Fate also plays a large role in El aura. Esteban lives at the mercy of his seizures. He doesn’t want to go hunting with his friend Sontag when Sontag first extends the invitation, but Esteban changes his mind when he arrives home to discover that his wife has left him. A series of mishaps bring the two friends to the Dietrichs’ rental cabin, and from that point on, fate seems to take on an even more pronounced role in the plot and in Esteban’s life.

Diana Dietrich asks Esteban about his attacks. In a very poignant scene, he describes what it’s like to have an epileptic seizure to Diana:
• Esteban: “A few seconds before it happens, I know I’m going to have an attack. There’s a moment, a shift. The doctors call it an aura. Things suddenly change. It’s as if . . . as if everything stopped . . . and a door opened in your head that lets things in.”
• Diana: “What things?”
• Esteban: “Sounds. Music. Voices. Images. Smells. The smell of school, the kitchen, the family. It tells me the fit is coming and there’s nothing you can do to stop it . . . nothing. It’s horrible. And it’s perfect because during those few seconds, you’re free. There’s no choice, there’s no alternative. Nothing for you to decide. Everything tightens up, gets narrower and you surrender yourself.”

Esteban explains his seizures as a loss of control: He must surrender himself to a seizure after it starts because there is nothing else he can do. When he has a seizure, the viewer also experiences it as a loss of control because the plot is momentarily interrupted. But in his last seizure in the film, Esteban does not lose control like he did in the past. This time, he sees what he must do to survive, and he does exactly what his mind, during the seizure, presents to him. Instead of being at the mercy of his epilepsy, it seems to give him a resolution to his current and—desperate—situation.

The film ends in Esteban’s office. He is back at work as a taxidermist. The camera pans away from Esteban at his desk to Dietrich’s dog lying on the floor in Esteban’s office. The camera moves in steadily on the dog’s face, then its eyes, then one eye. The scene is unnerving. I couldn’t help wondering if there were another message in that closing scene. Is the viewer supposed to compare Esteban to the dog and its most primitive instincts? Was Esteban at the mercy of his epileptic seizures until a survival instinct in his brain presented a solution and kept him alive in a desperate situation?
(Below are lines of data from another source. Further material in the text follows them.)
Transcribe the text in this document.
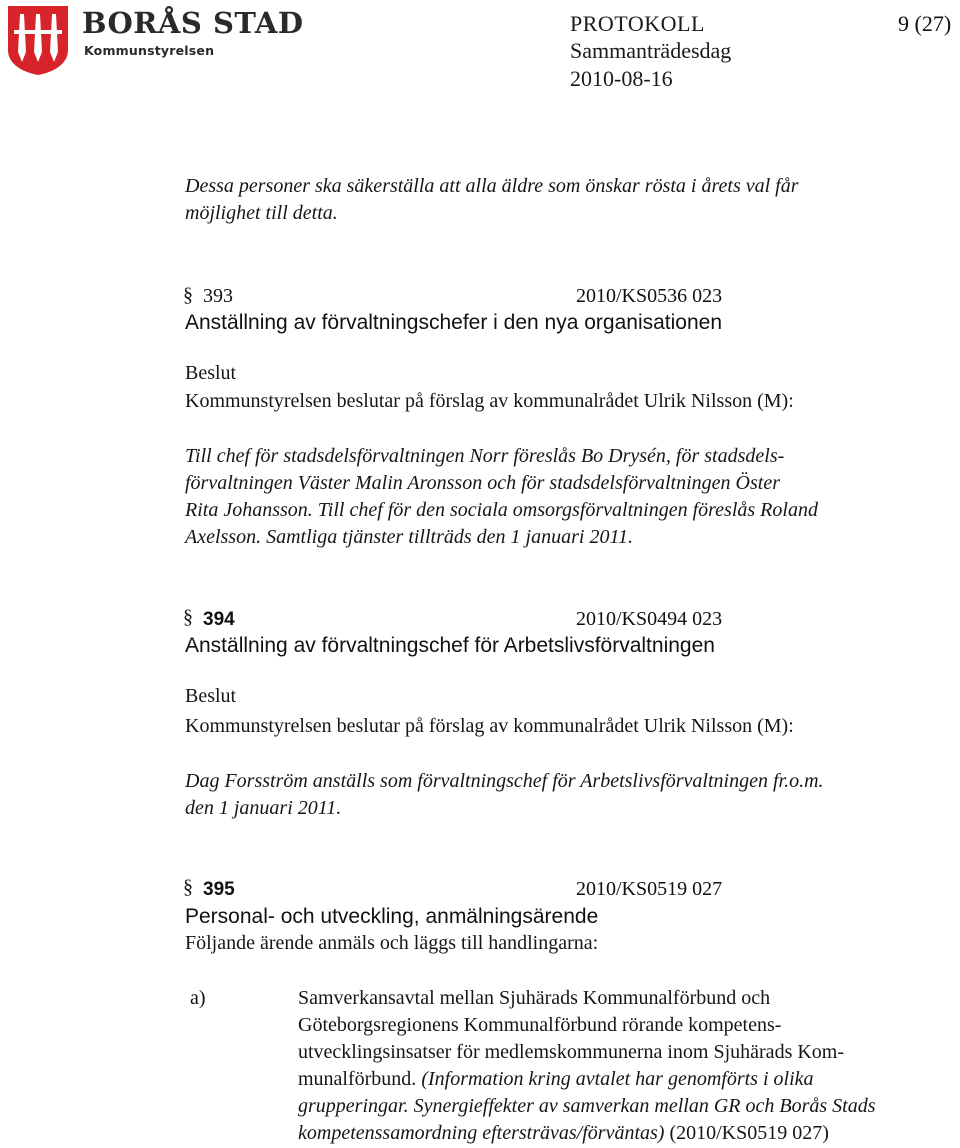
BORÅS STAD
Kommunstyrelsen
PROTOKOLL	9 (27)
Sammanträdesdag
2010-08-16
Dessa personer ska säkerställa att alla äldre som önskar rösta i årets val får
möjlighet till detta.
§ 393	2010/KS0536 023
Anställning av förvaltningschefer i den nya organisationen
Beslut
Kommunstyrelsen beslutar på förslag av kommunalrådet Ulrik Nilsson (M):
Till chef för stadsdelsförvaltningen Norr föreslås Bo Drysén, för stadsdels-
förvaltningen Väster Malin Aronsson och för stadsdelsförvaltningen Öster
Rita Johansson. Till chef för den sociala omsorgsförvaltningen föreslås Roland
Axelsson. Samtliga tjänster tillträds den 1 januari 2011.
§ 394	2010/KS0494 023
Anställning av förvaltningschef för Arbetslivsförvaltningen
Beslut
Kommunstyrelsen beslutar på förslag av kommunalrådet Ulrik Nilsson (M):
Dag Forsström anställs som förvaltningschef för Arbetslivsförvaltningen fr.o.m.
den 1 januari 2011.
§ 395	2010/KS0519 027
Personal- och utveckling, anmälningsärende
Följande ärende anmäls och läggs till handlingarna:
a)	Samverkansavtal mellan Sjuhärads Kommunalförbund och
Göteborgsregionens Kommunalförbund rörande kompetens-
utvecklingsinsatser för medlemskommunerna inom Sjuhärads Kom-
munalförbund. (Information kring avtalet har genomförts i olika
grupperingar. Synergieffekter av samverkan mellan GR och Borås Stads
kompetenssamordning eftersträvas/förväntas) (2010/KS0519 027)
El aura doesn’t provide any answers. Esteban appears to be completely alone in his dilemma; he’s the only character guarding the central secret of the plot. But viewers know it and are thus drawn into Esteban’s story and his point of view. The film offers nothing definitive about Esteban and his actions, and viewers can interpret the story in El aura for themselves. This last characteristic of the film does not make it a neo-noir, but it does make the film worth seeing.